Bourgmont followed the same mode when he finally reached the Apache. He had first sent a representative with two captives "he bought from the Kansas for the purpose of returning them to their tribe - to advise their kinsmen that they were going to make peace." Before they left, he gave each a blanket and shirt, and sent a "small packet of vermillion, some beads, a kettle, an axe, some awls and some knives" to the chief.
François Gaillard reported the Apache chief had "listened in amazement as slaves praised the French."
The chief and some of his advisors went with Gaillard to the Kansa village where the recovered Bourgmont was waiting. When men from all the bands he had invited arrived, "M. de Bourgmont welcomed them and then ordered a great fire to be made in a beautiful space in front of the entrance to his tent."

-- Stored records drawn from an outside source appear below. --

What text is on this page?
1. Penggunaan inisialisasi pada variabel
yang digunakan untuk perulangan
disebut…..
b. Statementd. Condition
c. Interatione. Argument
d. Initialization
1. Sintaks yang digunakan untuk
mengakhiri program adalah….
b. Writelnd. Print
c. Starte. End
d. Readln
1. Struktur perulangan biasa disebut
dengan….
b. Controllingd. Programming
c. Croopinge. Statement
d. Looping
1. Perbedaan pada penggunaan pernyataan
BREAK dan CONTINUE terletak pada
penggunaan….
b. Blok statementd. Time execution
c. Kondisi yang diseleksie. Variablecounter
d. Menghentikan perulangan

Following what must have been known protocols, "on his right, he seated the chief of the Padoucas, then the head chief of the Missouris, and the Oto chiefs, and next the Iowa chiefs and the Kansa chiefs." Each was accompanied by "several warriors." Bourgmont had only two of his men present.
Bourgmont spoke first of peace and trade. His listeners responded by offering "their calumet pipes of peace to each other and to make compliments to one another, according to their fashion."
When the meetings were concluded, the Kansa chief invited Bourgmont, some of his men, and five men from each band "to come and feast at his dwelling." This gave him an opportunity to commit his band to Bourgmont’s mission.
Two days later Bourgmont left with the five Apache to visit their camp. He took seven Missouri, five Kansa, four Oto, three Iowa, and his own half-Missouri son. When they were "about a pistol-shot away from their camp" Bourgmont "ordered his tent put up, and had his Frenchmen stack their arms, with a single sentinel to gaurd them, at the entrance to this tent."
The Apache chief spoke to the warriors who came to investigate. "They spread a bison robe on the ground and placed M. de Bourgmont on it, with his son" along with two of the Frenchmen to take them into the camp. "Then they had us feast with them, with great rejoicing, and as night fell we returned to our camp."
In the days that followed, Bourgmont offered trade goods. They reciprocated with horses. And, "each morning they took the son of M. de Bourgmont into their dwellings and kept him the whole day, and they decided among themselves who would have him on a given day. In the evening they would return him to his father in our camp."
The chief signaled he was ready to pledge his allegiance to the French by coming with the heads of the twelve villages and several warriors. "At once, he gave his hand to M. de Bourgmont and invited him to be seated on his right, and the others after him. Whereupon, M. de Bourgmont invited them all to smoke the great calumet of peace."
The next day, the chief invited him and his two aides "to my dwelling to have a feast." After they had eaten, men from the villages arrived with their women and children. The Apache leader gathered them together to inform them the French were now their allies.
Philippe de la Renaudiére noted, "In a word, one could hardly believe all the attention these people showered upon us during our stay with them." They gave his son the most precious of all gifts, "a dozen blue stones, strung together like a rosary."
They had arrived on October 18. The weather turned bad on the 21st with rain turning to sleet. The French left the next day.
Three years later, the agent of the viceroy concluded the French alliance with the plains Apache constituted no danger to New Spain, "since the purpose of the French have in appearing there is but to trade their goods, muskets and arms with the savages [...] as they are accustomed, especially living among the Pawnees at a distance of two hundred leagues from Santa Fé."
Notes: The French term for Apache was Padouca. A calumet pipe were shared to indicate men from two groups had no hostile intentions to each other. As Marquette learned, it only spanned the time of the meeting, and was no guarantee of permanent peace. The calumet had to be renewed at each meeting. Placing men on the right was made them counter-clockwise in the circle. The blue stones were turquoise.
Marquette, Jacques. Journal included in Claude Dablon’s "Le Premier Voÿage Qu’a Fait Le P. Marquette vers le Nouveau Mexique," translated by Reuben Gold Thwaites in The Jesuit Relations and Allied Documents, volume 59, 1899.
Norall, Frank. Bourgmont, 1988.
Renaudiére, Philippe de la. Journal of the Voyage of Monsieur de Bourgmont, translation in Norall.
Revolledo, Juan de Oliván. Report to the viceroy, Juan de Acuña, 21 November 1727; translation in Alfred B. Thomas, After Coronado, 1935.